«

»

giu 09

In occasione del bicentenario della fondazione dell’Arma dei Carabinieri

Il Capitano dei Carabinieri Pompeo Quagliozzi ricevuto in Municipio

Al Cap. Pompeo Quagliozzi

Comandante

Compagnia Carabinieri

San Benedetto del Tronto

 

In occasione del bicentenario della fondazione dell’Arma dei Carabinieri mi sia permesso rivolgere un ringraziamento a Lei e a tutto il suo personale per il fondamentale compito che svolgete a tutela della comunità sambenedettese.

 

Fin dalla sua fondazione, l’Arma ha sempre avuto un forte legame con la cittadinanza che negli anni si è rafforzato e che fa sì che i Carabinieri siano diventati punto di riferimento per la sicurezza e il presidio del territorio.

 

Tante sono le motivazioni di questa affezione dei cittadini per i Carabinieri: dal radicamento sul territorio (ci sono stazioni ovunque) ai valori umani, morali, sociali che vengono chiesti a ciascun uomo o donna che vuole entrare a far parte del’Arma.

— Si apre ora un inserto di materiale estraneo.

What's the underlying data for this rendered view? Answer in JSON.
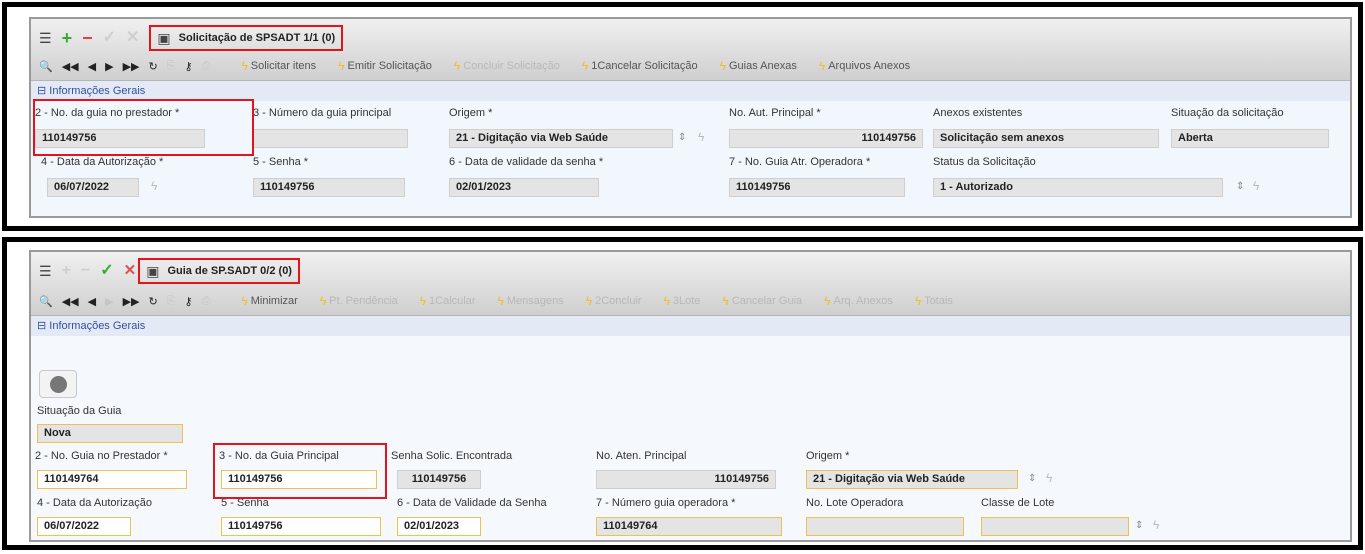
{
  "top": {
    "title": "Solicitação de SPSADT   1/1 (0)",
    "actions": [
      "Solicitar itens",
      "Emitir Solicitação",
      "Concluir Solicitação",
      "1Cancelar Solicitação",
      "Guias Anexas",
      "Arquivos Anexos"
    ],
    "section": "Informações Gerais",
    "labels": {
      "guia_prestador": "2 - No. da guia no prestador *",
      "guia_principal": "3 - Número da guia principal",
      "origem": "Origem *",
      "aut_principal": "No. Aut. Principal *",
      "anexos": "Anexos existentes",
      "situacao": "Situação da solicitação",
      "data_aut": "4 - Data da Autorização *",
      "senha": "5 - Senha *",
      "validade": "6 - Data de validade da senha *",
      "guia_operadora": "7 - No. Guia Atr. Operadora *",
      "status": "Status da Solicitação"
    },
    "values": {
      "guia_prestador": "110149756",
      "guia_principal": "",
      "origem": "21 - Digitação via Web Saúde",
      "aut_principal": "110149756",
      "anexos": "Solicitação sem anexos",
      "situacao": "Aberta",
      "data_aut": "06/07/2022",
      "senha": "110149756",
      "validade": "02/01/2023",
      "guia_operadora": "110149756",
      "status": "1 - Autorizado"
    }
  },
  "bottom": {
    "title": "Guia de SP.SADT   0/2 (0)",
    "actions": [
      "Minimizar",
      "Pt. Pendência",
      "1Calcular",
      "Mensagens",
      "2Concluir",
      "3Lote",
      "Cancelar Guia",
      "Arq. Anexos",
      "Totais"
    ],
    "section": "Informações Gerais",
    "labels": {
      "situacao_guia": "Situação da Guia",
      "guia_prestador": "2 - No. Guia no Prestador *",
      "guia_principal": "3 - No. da Guia Principal",
      "senha_solic": "Senha Solic. Encontrada",
      "aten_principal": "No. Aten. Principal",
      "origem": "Origem *",
      "data_aut": "4 - Data da Autorização",
      "senha": "5 - Senha",
      "validade": "6 - Data de Validade da Senha",
      "guia_operadora": "7 - Número guia operadora *",
      "lote_operadora": "No. Lote Operadora",
      "classe_lote": "Classe de Lote"
    },
    "values": {
      "situacao_guia": "Nova",
      "guia_prestador": "110149764",
      "guia_principal": "110149756",
      "senha_solic": "110149756",
      "aten_principal": "110149756",
      "origem": "21 - Digitação via Web Saúde",
      "data_aut": "06/07/2022",
      "senha": "110149756",
      "validade": "02/01/2023",
      "guia_operadora": "110149764",
      "lote_operadora": "",
      "classe_lote": ""
    }
  },
  "icons": {
    "menu": "menu-icon",
    "add": "plus-icon",
    "remove": "minus-icon",
    "confirm": "check-icon",
    "cancel": "x-icon",
    "save": "save-icon",
    "search": "search-icon",
    "first": "first-icon",
    "prev": "prev-icon",
    "next": "next-icon",
    "last": "last-icon",
    "refresh": "refresh-icon",
    "copy": "copy-icon",
    "key": "key-icon",
    "print": "print-icon",
    "bolt": "lightning-icon"
  },
  "colors": {
    "highlight": "#e3141c",
    "section_text": "#334fa0",
    "section_bg": "#e3eaf5",
    "field_bg": "#e4e4e4",
    "required_border": "#f0c050",
    "bolt": "#f0c020"
  }
}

Non da ultimo, i cittadini sanno ed apprezzano il fatto che i Carabinieri, con i loro uomini e donne, si sono sempre schierati dalla parte dello Stato e non del Governo, dalla parte della gente, specie dei più deboli.

 

A dimostrazione di questo, vorrei ricordare un bellissimo episodio di coraggio che ha segnato la storia della città di San Benedetto del Tronto: il sacrificio del maresciallo Luciano Nardone e dell’appuntato Isaia Ceci che, per difendere depositi di viveri destinati alla popolazione, furono uccisi dai tedeschi il 28 novembre 1943.

 

I due secoli di vita sembrano non pesare sull’Arma che, con l’istituzione dei Carabinieri di quartiere e un generale rinnovamento del proprio ruolo e delle funzioni, è riuscita ad adeguarsi alle mutate necessità della società contemporanea.

 

Auguro dunque all’Arma dei Carabinieri tanti altri felici compleanni e agli uomini e le donne in divisa di continuare a sentire caloroso e convinto l’affetto di tutte le persone perbene di questo Paese.